CCP14
Tutorials and Examples
Peak Fitting using Xfit-Koalariet (Coelho and Cheary) for Win95/NT
Fitting Assymmetrical (Lab XRD) peaks - Y2O3
The CCP14 Homepage is at http://www.ccp14.ac.uk
[The reference to use for XFIT or FOURYA in any resulting publications is:
Cheary, R. W. & Coelho, A. A. (1996). Programs XFIT and FOURYA, deposited in CCP14 Powder Diffraction Library,
Engineering and Physical Sciences Research Council, Daresbury Laboratory, Warrington, England.
(http://www.ccp14.ac.uk/tutorial/xfit-95/xfit.htm)]
Why Bother?
In the following example, we are going to go through
what it takes to fit an assymmetric peak with XFIT.
In this case a low angle lab XRD peak that has low angle
peak assymmetry. This data was collected with a
Philips 1050 goniometer with Cu LFF X-ray tube, 5 degree
incident and diffracted beam Sollers, 1 degree divergence
slit, 0.2mm receiving slit, 1 degree scatter slit,
diffracted beam curved graphite monochromator and proportional
counter.
Download Data
Click here to download a zip file of the Y2O3 data
- Run XFIT, (maximise the screen if you wish)
and do File, Load Data and open
the y2o3.dat data set. You can maximize the data to
fit the entire XFIT screen. It should look something like
the following. (if you can't see the active mouse output on
the bottom right of the XFIT screen - maximise your XFIT
window)
- Zoom into the area around 18 and 22 degrees. This is done
using the left mouse button to define the lower angle and the
right mouse button to define the upper angle.
- To tell XFIT that you are using Copper X-ray data from
a lab source, use the Options box to go into the
File Details, and click on the Assign LAMs to
Files
- Then tell click below the Assign LAM Files to the right
of the y2o3.dat file so that you bring up the Assign option
in the Options area.
- Then click on the Assign option in the Options area
to bring up the browse box, and go to the c:\koalarie directory
and assign/load the Cuka_5.lam. This describes the
emmission spectrum for the tube (actually 5 characteristic lines -
you can do the traditional approximation of Alpha1 and Alpha2 by
loading the Cuka_2.lam file)
- Go to the Options Box, click on Ins/Del peaks to bring
up the Peak Edit Options box. As peak has low angle
peak assymmetry, select the PVII Split Pearson VII
peak fitting model. Then with use the mouse and left button to
select ONLY the alpha-1 component of the peak (easy here
as they have merged to look like one peak). If you incorrectly
add a peak, put the mouse over the offending peak and click the
right mouse button to delete it.
- From the top menu bar, select Fit, Fit Marqardt.
- This brings up Fit Details box.
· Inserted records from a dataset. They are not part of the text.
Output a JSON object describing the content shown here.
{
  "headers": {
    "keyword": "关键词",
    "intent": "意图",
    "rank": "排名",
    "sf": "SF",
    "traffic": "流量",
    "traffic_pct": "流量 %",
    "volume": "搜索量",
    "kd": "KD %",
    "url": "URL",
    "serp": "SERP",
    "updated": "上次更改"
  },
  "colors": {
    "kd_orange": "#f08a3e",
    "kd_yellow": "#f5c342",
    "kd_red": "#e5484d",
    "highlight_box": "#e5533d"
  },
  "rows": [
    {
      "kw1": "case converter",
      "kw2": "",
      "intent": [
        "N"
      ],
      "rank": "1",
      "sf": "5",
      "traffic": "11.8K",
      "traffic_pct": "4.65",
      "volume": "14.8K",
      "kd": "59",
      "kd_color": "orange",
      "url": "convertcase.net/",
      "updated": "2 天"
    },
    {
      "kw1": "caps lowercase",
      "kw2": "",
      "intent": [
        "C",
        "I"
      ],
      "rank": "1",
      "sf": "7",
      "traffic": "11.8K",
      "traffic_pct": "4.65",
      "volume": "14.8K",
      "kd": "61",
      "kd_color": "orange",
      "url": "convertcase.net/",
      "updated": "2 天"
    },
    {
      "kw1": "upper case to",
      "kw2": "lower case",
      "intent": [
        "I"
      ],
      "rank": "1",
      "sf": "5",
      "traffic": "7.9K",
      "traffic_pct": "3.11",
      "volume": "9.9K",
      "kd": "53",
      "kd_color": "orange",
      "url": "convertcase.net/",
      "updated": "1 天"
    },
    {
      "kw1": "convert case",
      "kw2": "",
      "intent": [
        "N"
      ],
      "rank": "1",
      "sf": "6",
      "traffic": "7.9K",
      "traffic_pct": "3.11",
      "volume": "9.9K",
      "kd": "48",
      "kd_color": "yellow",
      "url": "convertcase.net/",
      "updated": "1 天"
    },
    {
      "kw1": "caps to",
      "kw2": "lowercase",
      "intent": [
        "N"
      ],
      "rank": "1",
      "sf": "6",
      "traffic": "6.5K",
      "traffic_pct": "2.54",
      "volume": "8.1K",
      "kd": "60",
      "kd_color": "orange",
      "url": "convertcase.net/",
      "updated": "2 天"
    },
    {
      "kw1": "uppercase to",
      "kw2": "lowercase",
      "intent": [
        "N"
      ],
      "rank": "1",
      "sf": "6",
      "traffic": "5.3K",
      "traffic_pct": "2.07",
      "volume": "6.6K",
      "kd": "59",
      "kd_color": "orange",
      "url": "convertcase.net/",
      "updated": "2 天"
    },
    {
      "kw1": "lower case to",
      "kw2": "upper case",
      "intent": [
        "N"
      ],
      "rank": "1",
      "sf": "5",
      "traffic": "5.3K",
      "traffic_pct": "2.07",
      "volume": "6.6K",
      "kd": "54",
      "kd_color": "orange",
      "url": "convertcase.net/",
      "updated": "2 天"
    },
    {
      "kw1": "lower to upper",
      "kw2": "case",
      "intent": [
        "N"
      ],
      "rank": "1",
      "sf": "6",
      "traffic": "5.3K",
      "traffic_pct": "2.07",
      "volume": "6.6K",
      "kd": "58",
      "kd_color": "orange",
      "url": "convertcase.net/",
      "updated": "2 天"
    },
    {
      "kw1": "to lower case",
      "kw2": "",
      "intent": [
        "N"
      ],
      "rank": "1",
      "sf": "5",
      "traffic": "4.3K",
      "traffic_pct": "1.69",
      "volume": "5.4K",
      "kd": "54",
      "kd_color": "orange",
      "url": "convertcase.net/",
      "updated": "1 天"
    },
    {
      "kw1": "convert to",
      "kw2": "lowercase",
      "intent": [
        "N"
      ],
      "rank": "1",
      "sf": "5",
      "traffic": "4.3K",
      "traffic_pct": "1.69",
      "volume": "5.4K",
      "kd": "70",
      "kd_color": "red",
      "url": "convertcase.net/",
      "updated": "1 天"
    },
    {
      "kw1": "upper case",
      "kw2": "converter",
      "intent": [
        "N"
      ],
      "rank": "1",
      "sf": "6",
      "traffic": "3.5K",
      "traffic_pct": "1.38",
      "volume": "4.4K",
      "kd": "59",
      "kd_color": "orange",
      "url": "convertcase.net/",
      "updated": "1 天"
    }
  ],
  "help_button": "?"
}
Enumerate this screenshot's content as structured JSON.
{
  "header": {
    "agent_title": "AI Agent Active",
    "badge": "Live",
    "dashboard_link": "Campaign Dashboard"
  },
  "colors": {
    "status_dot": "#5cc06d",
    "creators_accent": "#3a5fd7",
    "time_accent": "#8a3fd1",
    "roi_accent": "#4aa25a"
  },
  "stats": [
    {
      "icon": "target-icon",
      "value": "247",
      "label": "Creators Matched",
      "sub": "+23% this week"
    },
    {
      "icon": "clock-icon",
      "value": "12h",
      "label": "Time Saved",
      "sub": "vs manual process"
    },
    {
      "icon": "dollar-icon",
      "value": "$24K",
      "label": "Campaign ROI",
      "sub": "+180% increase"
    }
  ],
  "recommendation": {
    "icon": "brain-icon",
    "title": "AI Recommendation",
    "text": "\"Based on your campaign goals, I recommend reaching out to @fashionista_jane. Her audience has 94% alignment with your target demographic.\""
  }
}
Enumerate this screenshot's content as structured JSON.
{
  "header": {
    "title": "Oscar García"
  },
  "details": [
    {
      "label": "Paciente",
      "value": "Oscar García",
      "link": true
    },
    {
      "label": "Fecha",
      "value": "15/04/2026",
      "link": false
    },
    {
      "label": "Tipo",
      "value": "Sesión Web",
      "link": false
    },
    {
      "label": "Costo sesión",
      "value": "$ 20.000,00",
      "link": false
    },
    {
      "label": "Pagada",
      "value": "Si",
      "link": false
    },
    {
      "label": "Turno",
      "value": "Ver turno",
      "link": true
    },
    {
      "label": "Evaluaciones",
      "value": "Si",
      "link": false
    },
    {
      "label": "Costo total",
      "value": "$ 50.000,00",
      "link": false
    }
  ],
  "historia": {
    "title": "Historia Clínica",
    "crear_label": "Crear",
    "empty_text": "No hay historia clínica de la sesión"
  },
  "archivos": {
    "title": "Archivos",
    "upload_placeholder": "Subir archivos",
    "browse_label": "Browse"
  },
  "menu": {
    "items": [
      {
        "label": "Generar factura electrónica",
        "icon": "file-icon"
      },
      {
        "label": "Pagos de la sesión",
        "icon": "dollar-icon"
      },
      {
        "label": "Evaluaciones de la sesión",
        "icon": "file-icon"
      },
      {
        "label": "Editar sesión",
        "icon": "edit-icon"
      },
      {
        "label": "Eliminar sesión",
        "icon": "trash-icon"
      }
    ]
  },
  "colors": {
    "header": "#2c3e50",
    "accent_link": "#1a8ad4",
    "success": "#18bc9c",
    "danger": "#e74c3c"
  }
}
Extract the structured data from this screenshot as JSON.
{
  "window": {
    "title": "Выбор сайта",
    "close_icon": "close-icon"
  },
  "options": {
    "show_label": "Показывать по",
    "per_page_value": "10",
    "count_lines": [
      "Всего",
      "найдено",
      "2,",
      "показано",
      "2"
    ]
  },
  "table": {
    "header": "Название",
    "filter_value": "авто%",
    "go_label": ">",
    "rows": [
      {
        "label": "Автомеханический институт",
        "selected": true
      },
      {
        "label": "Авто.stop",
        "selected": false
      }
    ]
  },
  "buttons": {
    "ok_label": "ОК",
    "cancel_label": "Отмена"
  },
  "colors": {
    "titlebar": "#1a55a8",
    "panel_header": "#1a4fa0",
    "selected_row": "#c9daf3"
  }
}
You have the option to
step through the fitting cycles one at a time. You can stop
on the next cycle - and keep all the information refined up to that
point.
- Click on the Start to start the peak refinement. This
can go rather quickly and when the refinement converges, you will
get a Refinement converged prompt.
- Press OK and Accept the Refined parameters.
- You can calculate errors by using the Fit, Errors
option. To view the results, which includes the peak Position,
FWHM (Full Width Half Maximum), Shape and Area; go into
File Details, Peaks, Split Pearson VII, Values and the
peak results will be displayed. Clicking on Create TXT
Report will put the peak into an ASCII file that can then be
saved or copied using [CNTRL] C. You can also use File,
Save Project As to save your work for future reference or
to use the fit as a template for other similar files.